Step 6: Run the Avatar Generator

Prepare a face image or short video clip of the avatar you want to animate

Run the script:

./avatar_generator.py --prompt "Write a short introduction about renewable energy" --face face.jpg --output avatar_video.mp4

Step 7: Add Optional Captions (Using Local Whisper)

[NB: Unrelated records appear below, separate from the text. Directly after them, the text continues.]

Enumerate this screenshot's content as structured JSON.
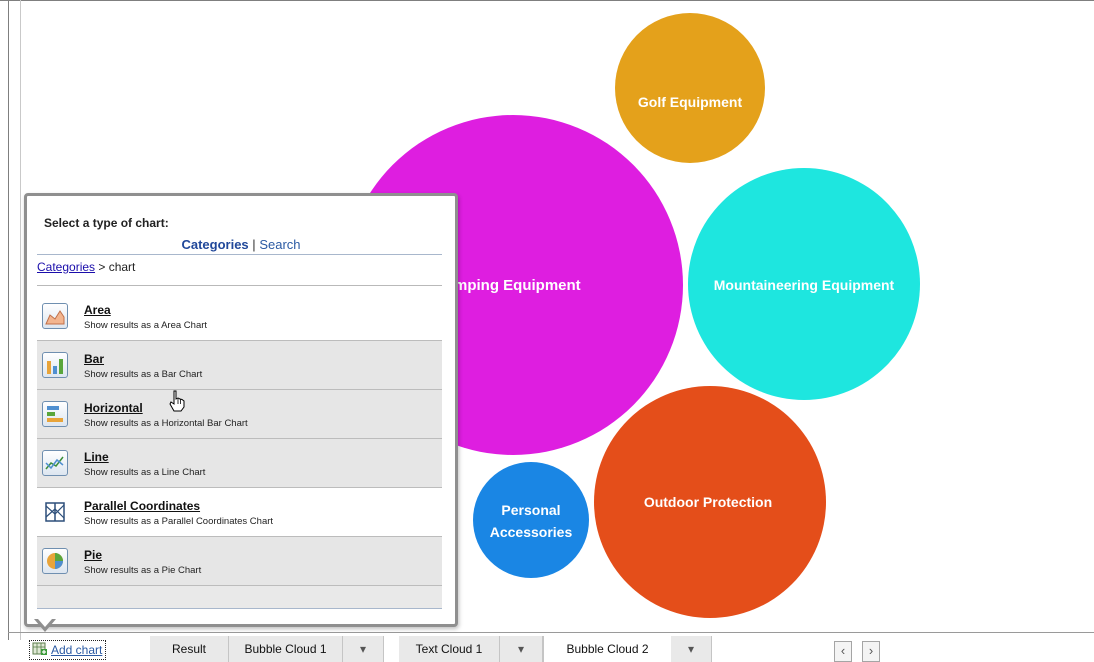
{
  "bubbles": [
    {
      "label": "Camping Equipment",
      "shown_text": "mping Equipment",
      "color": "#de1ee0"
    },
    {
      "label": "Golf Equipment",
      "shown_text": "Golf Equipment",
      "color": "#e4a11b"
    },
    {
      "label": "Mountaineering Equipment",
      "shown_text": "Mountaineering Equipment",
      "color": "#1ee6df"
    },
    {
      "label": "Outdoor Protection",
      "shown_text": "Outdoor Protection",
      "color": "#e44e1a"
    },
    {
      "label": "Personal Accessories",
      "shown_text_line1": "Personal",
      "shown_text_line2": "Accessories",
      "color": "#1a86e4"
    }
  ],
  "popup": {
    "title": "Select a type of chart:",
    "nav_categories": "Categories",
    "nav_separator": "|",
    "nav_search": "Search",
    "breadcrumb_link": "Categories",
    "breadcrumb_rest": " > chart",
    "items": [
      {
        "name": "Area",
        "desc": "Show results as a Area Chart",
        "icon": "area-chart-icon"
      },
      {
        "name": "Bar",
        "desc": "Show results as a Bar Chart",
        "icon": "bar-chart-icon"
      },
      {
        "name": "Horizontal",
        "desc": "Show results as a Horizontal Bar Chart",
        "icon": "horizontal-bar-chart-icon"
      },
      {
        "name": "Line",
        "desc": "Show results as a Line Chart",
        "icon": "line-chart-icon"
      },
      {
        "name": "Parallel Coordinates",
        "desc": "Show results as a Parallel Coordinates Chart",
        "icon": "parallel-coordinates-icon"
      },
      {
        "name": "Pie",
        "desc": "Show results as a Pie Chart",
        "icon": "pie-chart-icon"
      }
    ]
  },
  "tabbar": {
    "add_chart": "Add chart",
    "tabs": [
      "Result",
      "Bubble Cloud 1",
      "Text Cloud 1",
      "Bubble Cloud 2"
    ],
    "dropdown_glyph": "▾",
    "prev": "‹",
    "next": "›"
  }
}
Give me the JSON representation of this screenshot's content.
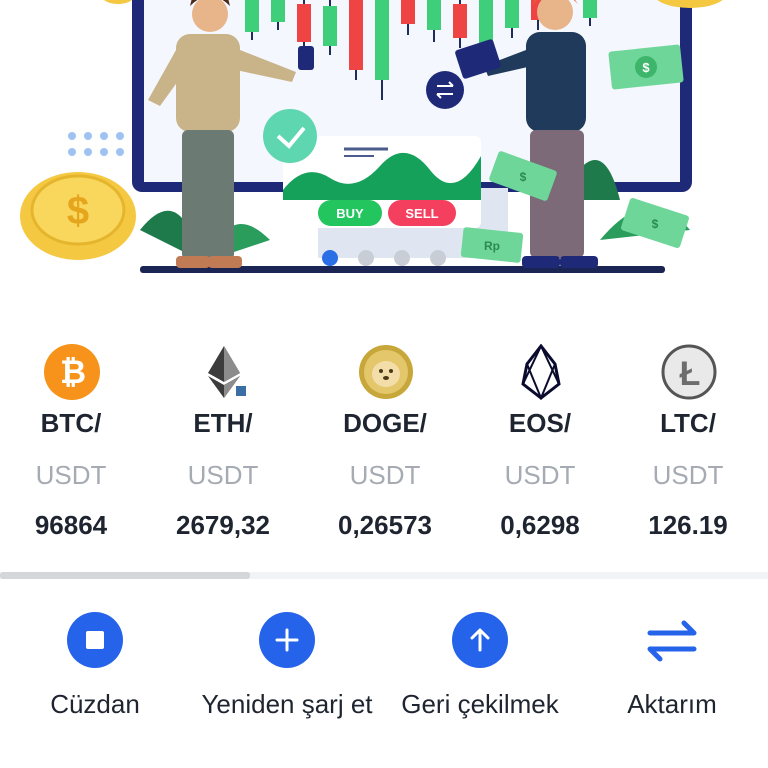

Install the local version of Whisper:

python3 -m venv ~/venv-whisper
source ~/venv-whisper/bin/activate
pip install openai-whisper

Create a caption script:

#!/usr/bin/env python3
import whisper
import subprocess
import os
import argparse

def generate_captions(audio_file):
    """Generate captions using Whisper"""
    print("Generating captions...")
    model = whisper.load_model("base")
    result = model.transcribe(audio_file)
    return result["text"]

def add_captions_to_video(video_file, caption_text, output_file):
    """Add captions to video using FFmpeg"""
    print("Adding captions to video...")
    with open("captions.srt", "w") as f:
        f.write("1\n00:00:00,000 --> 00:05:00,000\n" + caption_text)
       
    cmd = f'ffmpeg -i {video_file} -vf subtitles=captions.srt {output_file}'
    subprocess.run(cmd, shell=True)
    os.remove("captions.srt")

def main():
    parser = argparse.ArgumentParser(description='Add captions to a video')
    parser.add_argument('--video', required=True, help='Input video file')
    parser.add_argument('--audio', required=True, help='Input audio file for transcription')
    parser.add_argument('--output', default='captioned_video.mp4', help='Output video path')
    args = parser.parse_args()
       
    captions = generate_captions(args.audio)
    add_captions_to_video(args.video, captions, args.output)
    print(f"Captioned video saved to {args.output}")

if __name__ == "__main__":
    main()

Troubleshooting Tips

Memory Issues: If you encounter memory errors with Ollama or Wav2Lip, try using a smaller model or reducing batch sizes.
GPU Problems: Some models require CUDA. Make sure your GPU drivers are properly installed:
```
# Check CUDA installation
nvidia-smi
```
Video Quality: For better results:
- Use high-quality reference faces
- Ensure good lighting in the reference image
- Try different models or parameters in Wav2Lip
Integration Issues: If components don’t work together, ensure all paths are correctly specified in the scripts.

Conclusion

You now have a completely local video avatar generator pipeline that:

Generates script text using a local LLM (Ollama)
Converts text to speech using Piper
Animates a face to match the speech using Wav2Lip
Optionally adds captions using Whisper

All components run locally without any cloud services, online dependencies, or API keys. This approach gives you full control over the process and protects your privacy, though it requires more computational resources than cloud-based alternatives.